Valve daje wyraźny sygnał, że nowa Steam Machine nie będzie wyceniona tak jak konsole — ma kosztować więcej. Według doniesień, firma nie planuje subsydiować urządzenia w taki sposób, jak robią to producenci PlayStation czy Xbox.
Nie jak konsola raczej jak PC
Podczas niedawnej rozmowy Linusa Sebastiana z inżynierami Valve padło pytanie o „cenę konsolową” — czyli wartość charakterystyczną dla urządzeń typu PlayStation czy Xbox. Sebastian przytoczył: „Mówię: 500 USD. Nikt nic nie powiedział, ale energia w pokoju nie była zbyt dobra.”

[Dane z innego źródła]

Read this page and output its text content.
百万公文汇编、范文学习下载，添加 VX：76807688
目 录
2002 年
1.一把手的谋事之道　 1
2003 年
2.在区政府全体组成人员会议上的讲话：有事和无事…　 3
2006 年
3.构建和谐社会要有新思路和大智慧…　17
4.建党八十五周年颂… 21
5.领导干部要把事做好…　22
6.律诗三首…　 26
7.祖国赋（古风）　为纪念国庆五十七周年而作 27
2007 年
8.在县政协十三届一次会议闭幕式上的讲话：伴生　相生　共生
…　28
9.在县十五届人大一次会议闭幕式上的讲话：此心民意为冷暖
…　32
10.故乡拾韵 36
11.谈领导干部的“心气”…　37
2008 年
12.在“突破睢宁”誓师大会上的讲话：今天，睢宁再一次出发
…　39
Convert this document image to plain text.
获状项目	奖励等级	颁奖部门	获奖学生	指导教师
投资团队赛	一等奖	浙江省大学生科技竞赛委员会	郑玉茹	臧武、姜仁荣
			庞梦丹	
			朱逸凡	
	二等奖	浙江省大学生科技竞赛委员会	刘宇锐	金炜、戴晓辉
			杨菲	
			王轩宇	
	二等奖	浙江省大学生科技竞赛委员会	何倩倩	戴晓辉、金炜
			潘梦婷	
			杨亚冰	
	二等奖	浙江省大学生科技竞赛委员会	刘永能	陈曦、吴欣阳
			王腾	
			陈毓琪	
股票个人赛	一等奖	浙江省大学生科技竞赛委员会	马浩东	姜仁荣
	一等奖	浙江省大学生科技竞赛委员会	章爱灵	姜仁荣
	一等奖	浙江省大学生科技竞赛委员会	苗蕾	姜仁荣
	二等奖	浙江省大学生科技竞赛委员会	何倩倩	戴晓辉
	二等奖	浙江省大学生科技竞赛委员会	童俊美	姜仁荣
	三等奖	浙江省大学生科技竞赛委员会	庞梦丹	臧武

Valve tłumaczy, że Steam Machine będzie wyceniona „jak PC o podobnej specyfikacji” — co oznacza, że koszt może znacznie przekroczyć typowy próg 500 USD. Brak jest jeszcze oficjalnych liczb, bo firma wskazuje, że ceny zależą od bieżącej niepewności ekonomicznej — przykładowo mogą tu wpływać „szybko zmieniające się warunki rynkowe”.
Analizy branżowe również sugerują, że Steam Machine może trafić w segment cenowy typowy dla niedrogich komputerów, a nie budżetowych konsol. Zdaniem komentatorów, jeśli urządzenie będzie kosztować znacznie powyżej 500 USD, może zostać odebrane raczej jako niszowy komputer do salonu, niż konkurent konsol klasycznych.